The dining-hall floor was a lot harder than a wrestling mat, and the big kid landed awkwardly, with all his weight (and most of mine) on one shoulder. I was pretty sure he’d separated that shoulder, or he had broken his collarbone—or both. At the time, he was just lying on the floor, trying not to move that shoulder or his upper arm.
“Fucking football players,” Gee repeated, this time to the whole table of them. They could see her nose was bleeding more.
“For the fourth time, what’s her name?” I asked the big kid lying on the floor.
“Gee,” the douche-bag, tampon guy said. It turned out that he was a PG—a nineteen-year-old postgraduate who’d been admitted to Favorite River to play football. Either the separated shoulder or the broken collarbone would cause him to miss the rest of the football season. The academy didn’t expel him for the fag word, but he was put on probation. (Both Gee and I had hoped that her nose was broken, but it wasn’t.) The PG would be thrown out of school the following spring for using the dyke word, in reference to a girl who wouldn’t sleep with him.

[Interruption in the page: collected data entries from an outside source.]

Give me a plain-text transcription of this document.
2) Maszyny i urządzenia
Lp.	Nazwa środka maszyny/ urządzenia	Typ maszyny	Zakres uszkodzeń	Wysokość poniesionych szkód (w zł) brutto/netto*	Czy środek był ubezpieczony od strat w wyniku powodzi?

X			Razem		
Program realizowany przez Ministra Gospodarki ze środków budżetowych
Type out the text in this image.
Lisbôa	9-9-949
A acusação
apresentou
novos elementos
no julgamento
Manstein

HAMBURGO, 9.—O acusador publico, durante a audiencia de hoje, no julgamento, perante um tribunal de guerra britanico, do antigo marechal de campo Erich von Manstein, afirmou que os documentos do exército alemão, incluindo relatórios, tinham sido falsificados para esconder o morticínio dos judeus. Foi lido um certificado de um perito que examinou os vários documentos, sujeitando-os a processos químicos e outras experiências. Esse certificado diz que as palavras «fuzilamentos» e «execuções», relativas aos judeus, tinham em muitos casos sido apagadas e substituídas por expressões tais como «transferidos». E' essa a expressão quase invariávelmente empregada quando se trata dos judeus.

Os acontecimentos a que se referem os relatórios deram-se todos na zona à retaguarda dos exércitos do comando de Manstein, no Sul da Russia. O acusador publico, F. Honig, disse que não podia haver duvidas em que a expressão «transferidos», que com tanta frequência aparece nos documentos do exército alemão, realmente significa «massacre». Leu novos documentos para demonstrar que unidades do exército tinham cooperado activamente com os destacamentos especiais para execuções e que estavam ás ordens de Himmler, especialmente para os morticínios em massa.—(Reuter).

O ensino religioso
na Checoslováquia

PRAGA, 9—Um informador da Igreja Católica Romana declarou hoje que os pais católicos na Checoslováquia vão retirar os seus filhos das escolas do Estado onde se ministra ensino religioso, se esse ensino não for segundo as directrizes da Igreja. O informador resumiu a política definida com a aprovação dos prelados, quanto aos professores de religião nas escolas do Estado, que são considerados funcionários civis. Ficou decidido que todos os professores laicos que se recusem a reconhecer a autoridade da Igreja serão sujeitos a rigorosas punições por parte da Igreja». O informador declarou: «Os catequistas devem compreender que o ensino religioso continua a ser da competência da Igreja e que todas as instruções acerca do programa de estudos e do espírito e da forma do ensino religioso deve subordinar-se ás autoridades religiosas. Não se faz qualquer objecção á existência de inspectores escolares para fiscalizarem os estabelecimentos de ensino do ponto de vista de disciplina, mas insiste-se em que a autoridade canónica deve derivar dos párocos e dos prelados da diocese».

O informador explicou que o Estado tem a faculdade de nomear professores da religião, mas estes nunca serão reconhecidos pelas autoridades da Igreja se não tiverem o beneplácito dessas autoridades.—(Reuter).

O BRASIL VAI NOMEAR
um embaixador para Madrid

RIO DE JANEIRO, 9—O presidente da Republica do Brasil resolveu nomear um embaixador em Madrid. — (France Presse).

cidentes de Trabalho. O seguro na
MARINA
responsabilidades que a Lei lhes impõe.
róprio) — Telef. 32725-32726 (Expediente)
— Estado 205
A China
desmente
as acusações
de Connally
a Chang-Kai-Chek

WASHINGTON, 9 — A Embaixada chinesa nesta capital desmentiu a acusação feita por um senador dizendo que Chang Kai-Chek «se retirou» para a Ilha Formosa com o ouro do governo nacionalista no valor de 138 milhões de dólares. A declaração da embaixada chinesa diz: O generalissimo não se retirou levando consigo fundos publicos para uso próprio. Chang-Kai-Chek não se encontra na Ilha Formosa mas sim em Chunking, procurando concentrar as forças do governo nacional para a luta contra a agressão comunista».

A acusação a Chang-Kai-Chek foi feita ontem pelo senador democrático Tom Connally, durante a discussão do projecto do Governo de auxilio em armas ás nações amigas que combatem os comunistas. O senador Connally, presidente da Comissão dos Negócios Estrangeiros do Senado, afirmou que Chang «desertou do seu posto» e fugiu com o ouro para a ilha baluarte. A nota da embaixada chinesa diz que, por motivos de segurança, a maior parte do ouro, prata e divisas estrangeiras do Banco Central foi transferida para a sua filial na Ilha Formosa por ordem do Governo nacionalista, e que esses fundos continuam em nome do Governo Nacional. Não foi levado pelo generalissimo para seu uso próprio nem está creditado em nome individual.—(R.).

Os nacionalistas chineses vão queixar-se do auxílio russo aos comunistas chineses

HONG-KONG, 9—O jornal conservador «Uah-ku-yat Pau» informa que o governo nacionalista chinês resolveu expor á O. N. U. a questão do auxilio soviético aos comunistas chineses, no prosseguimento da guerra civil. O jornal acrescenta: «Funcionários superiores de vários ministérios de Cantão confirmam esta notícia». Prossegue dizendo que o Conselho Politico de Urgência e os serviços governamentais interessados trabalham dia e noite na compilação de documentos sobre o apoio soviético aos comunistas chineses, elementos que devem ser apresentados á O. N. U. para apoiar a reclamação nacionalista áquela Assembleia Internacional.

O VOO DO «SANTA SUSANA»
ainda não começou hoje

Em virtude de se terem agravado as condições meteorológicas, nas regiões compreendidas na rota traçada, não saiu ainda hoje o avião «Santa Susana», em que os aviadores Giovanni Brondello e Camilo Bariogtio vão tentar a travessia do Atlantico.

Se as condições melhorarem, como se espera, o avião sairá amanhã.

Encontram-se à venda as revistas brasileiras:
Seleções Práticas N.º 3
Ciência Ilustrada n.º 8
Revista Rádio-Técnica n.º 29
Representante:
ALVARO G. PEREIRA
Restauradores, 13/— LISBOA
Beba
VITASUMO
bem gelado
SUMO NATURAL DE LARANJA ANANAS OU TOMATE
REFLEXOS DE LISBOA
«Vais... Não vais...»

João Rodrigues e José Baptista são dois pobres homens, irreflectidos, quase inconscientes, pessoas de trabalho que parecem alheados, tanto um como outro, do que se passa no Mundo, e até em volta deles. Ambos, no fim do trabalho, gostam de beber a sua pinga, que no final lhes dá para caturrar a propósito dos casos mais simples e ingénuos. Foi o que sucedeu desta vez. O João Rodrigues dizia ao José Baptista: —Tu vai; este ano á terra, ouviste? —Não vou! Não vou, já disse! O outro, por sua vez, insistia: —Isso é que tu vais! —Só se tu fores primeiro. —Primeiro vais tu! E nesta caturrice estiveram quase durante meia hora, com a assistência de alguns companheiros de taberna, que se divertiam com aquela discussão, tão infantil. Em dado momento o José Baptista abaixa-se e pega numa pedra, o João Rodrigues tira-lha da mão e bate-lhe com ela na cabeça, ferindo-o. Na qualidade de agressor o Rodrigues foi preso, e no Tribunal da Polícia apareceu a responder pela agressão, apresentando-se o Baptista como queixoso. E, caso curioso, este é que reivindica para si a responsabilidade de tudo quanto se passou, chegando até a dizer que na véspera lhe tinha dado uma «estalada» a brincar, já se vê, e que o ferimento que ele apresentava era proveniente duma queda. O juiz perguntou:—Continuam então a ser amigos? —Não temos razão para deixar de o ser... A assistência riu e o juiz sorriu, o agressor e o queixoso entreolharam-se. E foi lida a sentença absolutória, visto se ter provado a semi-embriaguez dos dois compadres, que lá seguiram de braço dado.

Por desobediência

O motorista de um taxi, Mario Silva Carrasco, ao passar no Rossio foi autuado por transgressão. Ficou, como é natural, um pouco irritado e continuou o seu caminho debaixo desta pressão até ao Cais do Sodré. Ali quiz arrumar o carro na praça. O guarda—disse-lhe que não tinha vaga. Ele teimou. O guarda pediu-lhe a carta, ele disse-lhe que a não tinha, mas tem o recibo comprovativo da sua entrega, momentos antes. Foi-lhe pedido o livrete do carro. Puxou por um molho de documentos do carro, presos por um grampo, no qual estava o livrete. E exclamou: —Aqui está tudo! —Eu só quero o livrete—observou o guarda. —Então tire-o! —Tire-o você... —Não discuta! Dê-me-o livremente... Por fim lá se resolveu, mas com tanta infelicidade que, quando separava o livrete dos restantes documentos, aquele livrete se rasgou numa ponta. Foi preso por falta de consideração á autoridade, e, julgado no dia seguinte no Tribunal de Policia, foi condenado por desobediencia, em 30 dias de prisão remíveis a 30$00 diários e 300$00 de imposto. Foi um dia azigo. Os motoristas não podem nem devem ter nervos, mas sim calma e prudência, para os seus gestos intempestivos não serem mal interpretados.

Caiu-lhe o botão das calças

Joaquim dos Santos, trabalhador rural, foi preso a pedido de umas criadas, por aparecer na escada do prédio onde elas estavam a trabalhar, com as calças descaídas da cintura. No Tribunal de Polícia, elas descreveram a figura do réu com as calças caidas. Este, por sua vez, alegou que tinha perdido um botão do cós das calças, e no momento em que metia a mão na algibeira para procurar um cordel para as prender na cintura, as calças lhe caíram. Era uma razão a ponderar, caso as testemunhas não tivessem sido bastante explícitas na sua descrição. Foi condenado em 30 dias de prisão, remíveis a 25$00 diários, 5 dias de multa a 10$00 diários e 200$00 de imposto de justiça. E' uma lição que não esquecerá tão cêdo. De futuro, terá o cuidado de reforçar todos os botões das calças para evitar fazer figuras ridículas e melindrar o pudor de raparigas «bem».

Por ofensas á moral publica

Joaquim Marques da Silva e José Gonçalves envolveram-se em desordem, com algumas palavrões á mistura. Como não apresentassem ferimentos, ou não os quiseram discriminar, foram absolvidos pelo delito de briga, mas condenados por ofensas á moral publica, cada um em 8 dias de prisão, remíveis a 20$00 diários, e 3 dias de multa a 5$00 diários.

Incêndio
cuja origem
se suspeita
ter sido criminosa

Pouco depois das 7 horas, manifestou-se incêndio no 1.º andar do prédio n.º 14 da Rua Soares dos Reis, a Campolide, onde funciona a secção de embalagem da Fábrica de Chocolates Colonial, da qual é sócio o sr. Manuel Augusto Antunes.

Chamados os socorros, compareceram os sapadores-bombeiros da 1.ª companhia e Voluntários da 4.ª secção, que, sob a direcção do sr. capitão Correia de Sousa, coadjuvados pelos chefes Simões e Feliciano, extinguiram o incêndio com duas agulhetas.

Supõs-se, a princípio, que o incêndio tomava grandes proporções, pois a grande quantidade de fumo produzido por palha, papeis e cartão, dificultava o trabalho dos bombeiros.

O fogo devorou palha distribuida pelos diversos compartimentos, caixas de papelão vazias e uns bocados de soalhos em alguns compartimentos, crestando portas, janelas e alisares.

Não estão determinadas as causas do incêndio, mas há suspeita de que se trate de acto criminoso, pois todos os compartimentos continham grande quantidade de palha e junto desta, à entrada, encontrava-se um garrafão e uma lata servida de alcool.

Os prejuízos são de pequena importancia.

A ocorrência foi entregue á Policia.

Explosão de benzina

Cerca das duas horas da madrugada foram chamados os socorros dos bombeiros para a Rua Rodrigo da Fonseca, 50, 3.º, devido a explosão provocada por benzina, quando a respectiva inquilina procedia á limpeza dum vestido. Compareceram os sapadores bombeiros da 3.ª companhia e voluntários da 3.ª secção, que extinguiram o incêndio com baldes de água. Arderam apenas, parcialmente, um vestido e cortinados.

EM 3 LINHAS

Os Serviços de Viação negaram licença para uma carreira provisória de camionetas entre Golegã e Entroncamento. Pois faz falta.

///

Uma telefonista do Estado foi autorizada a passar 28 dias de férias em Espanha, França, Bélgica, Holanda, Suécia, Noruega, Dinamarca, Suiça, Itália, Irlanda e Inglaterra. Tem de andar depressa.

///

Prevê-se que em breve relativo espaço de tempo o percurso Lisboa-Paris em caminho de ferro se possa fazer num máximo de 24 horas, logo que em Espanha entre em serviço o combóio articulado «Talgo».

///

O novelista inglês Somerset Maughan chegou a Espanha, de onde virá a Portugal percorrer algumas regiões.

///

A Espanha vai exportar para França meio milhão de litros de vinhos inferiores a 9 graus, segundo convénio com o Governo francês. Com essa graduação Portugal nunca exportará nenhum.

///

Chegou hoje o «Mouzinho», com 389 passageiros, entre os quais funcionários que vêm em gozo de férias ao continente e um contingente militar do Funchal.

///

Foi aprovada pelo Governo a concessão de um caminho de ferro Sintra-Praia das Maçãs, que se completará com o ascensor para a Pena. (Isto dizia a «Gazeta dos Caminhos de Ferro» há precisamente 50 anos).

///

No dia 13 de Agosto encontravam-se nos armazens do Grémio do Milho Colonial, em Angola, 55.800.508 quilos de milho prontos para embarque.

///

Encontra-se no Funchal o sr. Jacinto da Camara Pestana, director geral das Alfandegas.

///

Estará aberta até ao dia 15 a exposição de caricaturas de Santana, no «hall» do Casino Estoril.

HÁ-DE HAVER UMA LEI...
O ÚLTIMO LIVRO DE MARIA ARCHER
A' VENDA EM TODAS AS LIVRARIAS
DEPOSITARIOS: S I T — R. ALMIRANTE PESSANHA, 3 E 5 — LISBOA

When I agreed to teach part-time at Favorite River, I said I would do so only on the condition that the academy make an effort to educate new students, especially the older PGs, on the subject of the liberal culture at Favorite River—I meant, of course, in regard to our acceptance of sexual diversity.
But there in the dining hall, on that September day in 2007, I didn’t have anything more of an educative nature to say to the football players.